En tout état de cause,
ECARTER l’exécution provisoire de droit, celle-ci n’étant pas compatible avec la nature de l’affaire. »
A l’appui de sa défense, la banque conclut tout d’abord au rejet des demandes en ce que les époux [J] ne justifient pas des circonstances frauduleuses dans lesquelles ils ont donné les ordres de virement litigieux, le dépôt de simples plaintes dont il n’est pas précisé les suites données étant, selon elle, insuffisamment probant, et ce d’autant plus au regard des incohérences ressortant de leurs explications, ces derniers exposant dans leur acte introductif d’instance avoir été contactés par une société usurpant la dénomination sociale « Foncia » tandis que dans leurs plaintes, ils mettent en cause une société « Emeria ». Elle soutient dès lors qu’il ne peut lui être fait grief de ne pas avoir relevé des anomalies révélatrices d’une fraude qui n’existe pas.
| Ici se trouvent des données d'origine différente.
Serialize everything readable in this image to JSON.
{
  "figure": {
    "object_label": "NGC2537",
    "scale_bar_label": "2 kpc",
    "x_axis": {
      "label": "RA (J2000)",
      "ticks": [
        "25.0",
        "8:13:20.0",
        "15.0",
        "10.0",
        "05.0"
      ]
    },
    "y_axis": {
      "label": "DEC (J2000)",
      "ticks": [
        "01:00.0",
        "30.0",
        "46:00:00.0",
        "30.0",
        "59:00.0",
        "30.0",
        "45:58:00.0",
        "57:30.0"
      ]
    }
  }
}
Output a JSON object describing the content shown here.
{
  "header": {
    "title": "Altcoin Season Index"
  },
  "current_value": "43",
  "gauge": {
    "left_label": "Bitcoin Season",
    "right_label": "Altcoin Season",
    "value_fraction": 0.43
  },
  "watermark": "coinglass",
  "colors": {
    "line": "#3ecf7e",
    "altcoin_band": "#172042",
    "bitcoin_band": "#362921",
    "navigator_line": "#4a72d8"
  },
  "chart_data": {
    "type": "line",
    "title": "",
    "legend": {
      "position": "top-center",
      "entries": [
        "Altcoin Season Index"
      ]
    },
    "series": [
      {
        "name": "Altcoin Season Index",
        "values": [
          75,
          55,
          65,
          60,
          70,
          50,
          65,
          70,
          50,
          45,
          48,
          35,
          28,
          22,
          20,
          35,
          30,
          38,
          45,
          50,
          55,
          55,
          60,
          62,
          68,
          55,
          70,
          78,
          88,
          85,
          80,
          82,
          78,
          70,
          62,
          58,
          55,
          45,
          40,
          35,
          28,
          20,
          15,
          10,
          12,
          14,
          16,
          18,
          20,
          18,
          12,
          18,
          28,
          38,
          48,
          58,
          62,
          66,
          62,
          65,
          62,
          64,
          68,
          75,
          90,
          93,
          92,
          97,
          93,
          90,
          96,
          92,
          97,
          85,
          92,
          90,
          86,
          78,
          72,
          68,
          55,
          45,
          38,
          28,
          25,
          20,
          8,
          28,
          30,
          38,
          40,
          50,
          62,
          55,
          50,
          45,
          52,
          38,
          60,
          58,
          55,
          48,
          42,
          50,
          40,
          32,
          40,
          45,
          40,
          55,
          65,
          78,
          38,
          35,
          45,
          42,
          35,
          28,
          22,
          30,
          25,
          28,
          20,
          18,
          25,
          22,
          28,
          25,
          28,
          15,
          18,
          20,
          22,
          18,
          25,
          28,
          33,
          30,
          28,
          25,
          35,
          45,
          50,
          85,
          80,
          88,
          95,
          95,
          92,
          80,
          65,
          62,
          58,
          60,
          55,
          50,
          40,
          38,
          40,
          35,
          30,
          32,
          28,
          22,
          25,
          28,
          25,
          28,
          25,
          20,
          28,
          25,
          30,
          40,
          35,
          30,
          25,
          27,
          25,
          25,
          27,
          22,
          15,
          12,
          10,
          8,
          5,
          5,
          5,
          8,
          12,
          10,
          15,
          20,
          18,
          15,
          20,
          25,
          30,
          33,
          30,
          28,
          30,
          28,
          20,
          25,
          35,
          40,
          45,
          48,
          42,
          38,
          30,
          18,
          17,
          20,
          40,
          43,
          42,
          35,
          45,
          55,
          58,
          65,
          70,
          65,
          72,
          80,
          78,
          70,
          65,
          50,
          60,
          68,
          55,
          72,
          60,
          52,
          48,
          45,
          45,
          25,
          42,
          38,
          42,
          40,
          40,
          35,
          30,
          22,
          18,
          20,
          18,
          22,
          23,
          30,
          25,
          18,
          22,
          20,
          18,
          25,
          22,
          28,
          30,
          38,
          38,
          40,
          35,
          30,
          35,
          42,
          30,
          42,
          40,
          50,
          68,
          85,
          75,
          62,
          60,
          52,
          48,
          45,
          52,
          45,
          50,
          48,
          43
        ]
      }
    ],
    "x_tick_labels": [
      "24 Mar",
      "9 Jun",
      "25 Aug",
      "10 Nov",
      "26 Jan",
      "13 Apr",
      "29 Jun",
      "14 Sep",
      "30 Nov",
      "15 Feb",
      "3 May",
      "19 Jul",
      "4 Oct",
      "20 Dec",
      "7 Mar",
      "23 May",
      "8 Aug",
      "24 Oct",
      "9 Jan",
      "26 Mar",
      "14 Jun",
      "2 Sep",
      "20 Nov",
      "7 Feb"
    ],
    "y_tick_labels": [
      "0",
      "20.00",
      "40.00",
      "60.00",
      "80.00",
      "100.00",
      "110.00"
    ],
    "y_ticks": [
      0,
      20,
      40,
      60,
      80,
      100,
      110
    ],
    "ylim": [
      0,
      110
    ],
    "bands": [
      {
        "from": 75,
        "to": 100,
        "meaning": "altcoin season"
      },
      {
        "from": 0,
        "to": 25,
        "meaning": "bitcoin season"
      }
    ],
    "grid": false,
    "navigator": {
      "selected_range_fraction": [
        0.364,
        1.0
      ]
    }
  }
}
Elle fait valoir par ailleurs que les demandeurs ne sont pas fondés à se prévaloir du dispositif de LCB-FT au soutien de leur action, conformément à une jurisprudence constante confirmée par la Cour de cassation dans un arrêt de la chambre commerciale du 21 septembre 2022, et ajoute qu’en l’espèce, les virements litigieux portaient sur des fonds dont il n’est pas allégués par les demandeurs qu’ils étaient illicites et donc susceptibles de faire l’objet d’une suspicion justifiant l’application de cette législation.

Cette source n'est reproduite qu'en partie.